The given database database follows the following architecture:
- users:
  - id = Column(Integer, primary\_key=True)
  - fb\_id = Column(String)
  - state = Column(String)
  - arguments = relationship('Argument', back\_populates='user', lazy='dynamic')
- arguments:
  - id = Column(Integer, primary\_key=True)
  - name = Column(String)
  - value = Column(String)
  - user\_id = Column(Integer, ForeignKey('users.id'))
  - user = relationship('User', uselist=False, back\_populates='arguments')

The database expects a config (sqlachemy.config) object to initialize the
database. You can postpone the database creation using create\_database=False,
add your own ORM classes using the database.base attribute and construct the
database using database.create_database().

###### Custom tables / ORM classes

You can add custom tables (thus ORM classes) by potponing the final creation of
the database (ie create_database=False) and using the database **base** object
to identify your custom tables.

In case you want to create relationships with default classes, it is possible.
You can input in the database constructor **user_rs** and **arg_rs**, list of
tuple (name, relationship_object).


## Usage

### Default components
To avoid re-inventing the wheel, some "common" components have already been
coded. They are in chatbotmaker.default.

#### Facebook
- FacebookMessenger(authentication\_token)
- facebook\_route(request, facebook\_check\_token, bot)
  - this flask routing should be called directly from the routing function

#### Dev

We have the dev file containing:
- DevMessenger()  # prints everythin in console

## Installation

Using PIP since its a pip module repository:
``` bash
42sh$ : pip install chatbotmaker
```

## Contributing

Do no hesitate to make a pull request or launch a discussion. I am looking
foreward to expand the default capabilites.
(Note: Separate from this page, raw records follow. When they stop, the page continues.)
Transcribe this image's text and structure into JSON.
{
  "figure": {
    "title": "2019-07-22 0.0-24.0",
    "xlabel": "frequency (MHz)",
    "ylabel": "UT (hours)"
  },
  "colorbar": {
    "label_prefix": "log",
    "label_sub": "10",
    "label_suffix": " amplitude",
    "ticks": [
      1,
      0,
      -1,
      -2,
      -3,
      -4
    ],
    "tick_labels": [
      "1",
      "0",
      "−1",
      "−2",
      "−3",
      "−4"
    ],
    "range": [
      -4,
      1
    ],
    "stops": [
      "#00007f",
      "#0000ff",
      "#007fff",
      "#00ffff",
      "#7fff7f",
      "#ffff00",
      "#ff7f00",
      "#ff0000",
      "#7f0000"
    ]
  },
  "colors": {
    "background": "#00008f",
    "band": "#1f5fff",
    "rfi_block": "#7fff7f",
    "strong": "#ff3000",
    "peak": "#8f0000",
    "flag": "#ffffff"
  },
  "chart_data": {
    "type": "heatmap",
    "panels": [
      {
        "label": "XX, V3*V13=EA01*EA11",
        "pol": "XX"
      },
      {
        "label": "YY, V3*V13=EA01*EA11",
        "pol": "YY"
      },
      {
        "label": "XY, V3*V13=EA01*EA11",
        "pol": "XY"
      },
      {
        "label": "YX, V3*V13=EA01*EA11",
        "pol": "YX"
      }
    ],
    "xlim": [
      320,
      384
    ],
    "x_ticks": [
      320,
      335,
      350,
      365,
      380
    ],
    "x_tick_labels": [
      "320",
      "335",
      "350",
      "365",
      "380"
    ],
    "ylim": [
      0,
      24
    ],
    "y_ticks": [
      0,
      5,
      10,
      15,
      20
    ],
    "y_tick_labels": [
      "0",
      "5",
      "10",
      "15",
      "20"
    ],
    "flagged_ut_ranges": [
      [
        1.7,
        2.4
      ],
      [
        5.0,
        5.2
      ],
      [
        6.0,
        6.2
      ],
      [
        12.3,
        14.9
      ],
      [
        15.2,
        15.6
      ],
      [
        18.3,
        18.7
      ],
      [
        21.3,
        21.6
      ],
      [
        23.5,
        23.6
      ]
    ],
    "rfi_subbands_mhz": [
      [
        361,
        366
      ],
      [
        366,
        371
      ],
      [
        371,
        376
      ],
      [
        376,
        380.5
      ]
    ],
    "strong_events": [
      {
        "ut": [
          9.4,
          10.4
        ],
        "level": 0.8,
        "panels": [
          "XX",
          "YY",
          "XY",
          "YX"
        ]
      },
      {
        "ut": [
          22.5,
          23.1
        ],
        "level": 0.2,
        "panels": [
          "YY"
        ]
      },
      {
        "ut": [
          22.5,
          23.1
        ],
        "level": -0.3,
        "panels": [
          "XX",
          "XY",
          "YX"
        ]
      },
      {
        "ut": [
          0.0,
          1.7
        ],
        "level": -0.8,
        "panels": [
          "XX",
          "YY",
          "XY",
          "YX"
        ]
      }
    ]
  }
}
## Authors and acknowledgment

Author:
> Dominique MICHEL <dominique.michel@epita.fr>

## Status

The project has reached its first final phase. Now there will be:
- need to think about the design and facilitate user-database integration
  - Good work done here, maybe allow any orm engiine ine the future
- need of tests (why not make a CI pipeline)
  - tests must tests more the content of the calls
  - github ci pipeline is so confusing coming from gitlab :o

Once the backend is functional and robust, i aim to make a frontend plateform
to allow non-programming people to create bots too.